Timur Kulibayev, Nazarbayev's son-in-law was also accused of accumulating wealth due to his connections to the former president. For instance, his company, TenizService, secured $2.5 billion from Chevron, ExxonMobil Corp., and two partners for the construction of an offloading facility, a major infrastructure project for transporting oil from the Caspian Sea's northern coast to a Russian seaport. TenizService's anchored its pitch on its "good relations" with the government, promising quick processing for a complex project that required the approval of no less than 170 officials across 46 Kazakh entities, ranging from local water officials to the Ministry of Transport.

There is also the case of the Qalbatau-Maiqapshaghai Road Project scandal, which involved the embezzlement of around $44 million allocated for the construction of a 415-kilometer highway linking Qalbatau and Maiqapshaghai in East Kazakhstan. Misappropriation of funds resulted in the highway's partial completion, with only half of the planned road constructed. The project was awarded to QazGerStroi, a subcontractor affiliated with entities owned by Qairat Satybaldy, who is Nazarbayev’s eldest nephew. Satybaldy was found guilty of fraud and embezzlement in 2022 and was jailed for six years.

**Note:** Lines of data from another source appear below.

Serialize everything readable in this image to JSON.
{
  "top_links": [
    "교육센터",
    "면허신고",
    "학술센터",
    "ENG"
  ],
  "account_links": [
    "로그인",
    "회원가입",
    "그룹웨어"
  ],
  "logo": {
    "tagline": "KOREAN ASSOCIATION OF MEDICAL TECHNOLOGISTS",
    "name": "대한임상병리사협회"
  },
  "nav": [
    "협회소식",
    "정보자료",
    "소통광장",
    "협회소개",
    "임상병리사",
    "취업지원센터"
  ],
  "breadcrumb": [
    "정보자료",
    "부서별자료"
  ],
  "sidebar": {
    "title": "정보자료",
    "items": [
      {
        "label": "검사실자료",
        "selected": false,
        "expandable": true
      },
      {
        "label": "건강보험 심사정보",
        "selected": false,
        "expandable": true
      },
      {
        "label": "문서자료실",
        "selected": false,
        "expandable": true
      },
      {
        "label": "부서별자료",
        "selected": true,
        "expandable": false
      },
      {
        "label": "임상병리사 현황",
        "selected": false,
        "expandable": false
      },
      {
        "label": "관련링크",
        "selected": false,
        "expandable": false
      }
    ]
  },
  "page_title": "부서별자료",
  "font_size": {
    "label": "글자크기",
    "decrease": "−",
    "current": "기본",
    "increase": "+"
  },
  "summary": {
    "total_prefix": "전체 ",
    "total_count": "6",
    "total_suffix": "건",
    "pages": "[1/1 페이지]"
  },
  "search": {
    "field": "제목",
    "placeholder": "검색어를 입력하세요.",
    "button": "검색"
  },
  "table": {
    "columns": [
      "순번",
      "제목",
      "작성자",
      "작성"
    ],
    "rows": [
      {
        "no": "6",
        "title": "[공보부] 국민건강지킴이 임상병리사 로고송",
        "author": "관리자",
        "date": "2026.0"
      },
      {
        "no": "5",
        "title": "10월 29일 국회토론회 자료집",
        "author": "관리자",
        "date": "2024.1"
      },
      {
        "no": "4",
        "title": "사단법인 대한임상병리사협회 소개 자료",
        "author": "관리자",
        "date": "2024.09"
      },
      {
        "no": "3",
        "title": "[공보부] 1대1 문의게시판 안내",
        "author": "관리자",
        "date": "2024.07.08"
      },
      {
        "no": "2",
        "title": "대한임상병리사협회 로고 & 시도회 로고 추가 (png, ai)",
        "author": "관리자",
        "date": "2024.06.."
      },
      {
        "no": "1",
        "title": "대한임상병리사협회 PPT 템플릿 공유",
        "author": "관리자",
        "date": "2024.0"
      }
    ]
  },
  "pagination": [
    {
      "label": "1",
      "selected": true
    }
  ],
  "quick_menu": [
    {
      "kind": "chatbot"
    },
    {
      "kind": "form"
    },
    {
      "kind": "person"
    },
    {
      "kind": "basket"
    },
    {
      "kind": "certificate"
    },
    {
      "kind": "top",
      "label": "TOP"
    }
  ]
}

==Anti-corruption measures==
In an effort to mitigate systemic corruption and enhance transparency, Kazakhstan has instituted various anti-corruption measures, including the creation of the Anti-Corruption Agency, which is tasked with investigating corruption and recovering misappropriated assets. However, progress is impeded by persistent deficiencies in judicial independence and governmental transparency. This was highlighted in a report by the Council of Europe released in 2022. Furthermore, state control of the Kazakh media restricts public scrutiny and accountability, thereby exacerbating the challenges in combating corruption.

==Indicators of corruption==
In the 2025 Corruption Perceptions Index, Kazakhstan was scored on a scale from 0 ("highly corrupt") to 100 ("very clean") along with 182 other countries. The country with the highest score was ranked first and is perceived to have the most honest public sector. Kazakhstan was scored at 38. Kazakhstan's score of 40 in 2024 was the highest score it had received since the current version of the Corruption Perceptions Index was introduced in 2012; its lowest score was 26 in 2013. For comparison with regional scores, the best score among Eastern European and Central Asian countries (Note: Albania, Armenia, Azerbaijan, Belarus, Bosnia and Herzegovina, Georgia, Kazakhstan, Kosovo, Kyrgyzstan, Moldova, Montenegro, North Macedonia, Russia, Serbia, Tajikistan, Turkey, Turkmenistan, Ukraine, Uzbekistan) was 50, the average score was 34 and the worst score was 17. For comparison with worldwide scores, the best score was 89 (ranked 1), the average score was 42, and the worst score was 9 (ranked 181, in a two-way tie).